Ma foi! j'étais un franc portier de comédie :
On avait beau heurter et m'ôter son chapeau,
On n'entrait pas chez nous sans graisser le marteau.
Point d'argent, point de Suisse, et ma porte était close.
Il est vrai qu'à Monsieur j'en rendais quelque chose :
Nous comptions quelquefois. On me donnait le soin
De fournir la maison de chandelle et de foin;
Mais je n'y perdais rien. Enfin, vaille que vaille,
J'aurais sur le marché fort bien fourni la paille.
C'est dommage : il avait le coeur trop au métier;
Tous les jours le premier aux plaids, et le dernier,
Et bien souvent tout seul; si l'on l'eût voulu croire
Il y serait couché sans manger et sans boire.
Je lui disais parfois : "Monsieur Perrin Dandin,
Tout franc, vous vous levez tous les jours trop matin.
Qui veut voyager loin ménage sa monture.
Buvez, mangez, dormez, et faisons feu qui dure."
Il n'en a tenu compte. Il a si bien veillé
Et si bien fait qu'on dit que son timbre est brouillé.
Il nous veut tous juger les uns après les autres.
Il marmotte toujours certaines patenôtres
Où je ne comprends rien.

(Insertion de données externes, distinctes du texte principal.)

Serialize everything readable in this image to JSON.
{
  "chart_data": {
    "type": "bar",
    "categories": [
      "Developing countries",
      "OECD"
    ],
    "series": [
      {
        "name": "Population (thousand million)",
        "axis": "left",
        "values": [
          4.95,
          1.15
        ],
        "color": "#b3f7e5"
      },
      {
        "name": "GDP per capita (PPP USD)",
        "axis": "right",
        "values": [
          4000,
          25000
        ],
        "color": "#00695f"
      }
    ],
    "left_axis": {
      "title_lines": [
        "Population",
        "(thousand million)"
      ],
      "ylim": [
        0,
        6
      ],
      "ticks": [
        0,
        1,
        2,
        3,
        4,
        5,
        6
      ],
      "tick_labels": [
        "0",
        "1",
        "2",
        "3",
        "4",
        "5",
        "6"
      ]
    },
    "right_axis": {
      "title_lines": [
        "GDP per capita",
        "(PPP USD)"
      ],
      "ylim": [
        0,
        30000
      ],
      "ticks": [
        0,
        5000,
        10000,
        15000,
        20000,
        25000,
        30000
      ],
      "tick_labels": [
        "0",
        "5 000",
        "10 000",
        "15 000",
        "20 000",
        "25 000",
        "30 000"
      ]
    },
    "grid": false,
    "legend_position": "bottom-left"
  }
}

Il veut, bon gré, mal gré,
Ne se coucher qu'en robe et qu'en bonnet carré.
Il fit couper la tête à son coq, de colère,
Pour l'avoir éveillé plus tard qu'à l'ordinaire;
Il disait qu'un plaideur dont l'affaire allait mal
Avait graissé la patte à ce pauvre animal.
Depuis ce bel arrêt, le pauvre homme a beau faire,
Son fils ne souffre plus qu'on lui parle d'affaire.
Il nous le fait garder jour et nuit, et de près :
Autrement, serviteur, et mon homme est aux plaids.
Pour s'échapper de nous, Dieu sait s'il est allègre.
Pour moi, je ne dors plus : aussi je deviens maigre,
C'est pitié. Je m'étends, et ne fais que bailler.
Mais, veille qui voudra, voici mon oreiller.
Ma foi, pour cette nuit, il faut que je m'en donne!
Pour dormir dans la rue, on n'offense personne.
Dormons.


Acte I. Scène 2 : PETIT JEAN, L'INTIMÉ.

------L'INTIMÉ
Dormons. Ay, Petit Jean! Petit Jean!

------PETIT JEAN
Dormons. Ay, Petit Jean! Petit Jean! L'Intimé!
Il a déjà bien peur de me voir enrhumé

------L'INTIMÉ
Que diable! si matin que fais tu dans la rue?

------PETIT JEAN
Est-ce qu'il faut toujours faire le pied de grue?
Garder toujours un homme, et l'entendre crier?
Quelle gueule! Pour moi, je crois qu'il est sorcier.

------L'INTIMÉ
Bon!

------PETIT JEAN
Bon! Je lui disais donc, en me grattant la tête,
Que je voulais dormir. "Présente ta requête
Comme tu veux dormir", m'a-t-il dit gravement.
Je dors en te contant la chose seulement.
Bonsoir.

------L'INTIMÉ
Bonsoir. Comment, bonsoir? Que le diable m'emporte
Si... Mais j'entends du bruit au dessus de la porte.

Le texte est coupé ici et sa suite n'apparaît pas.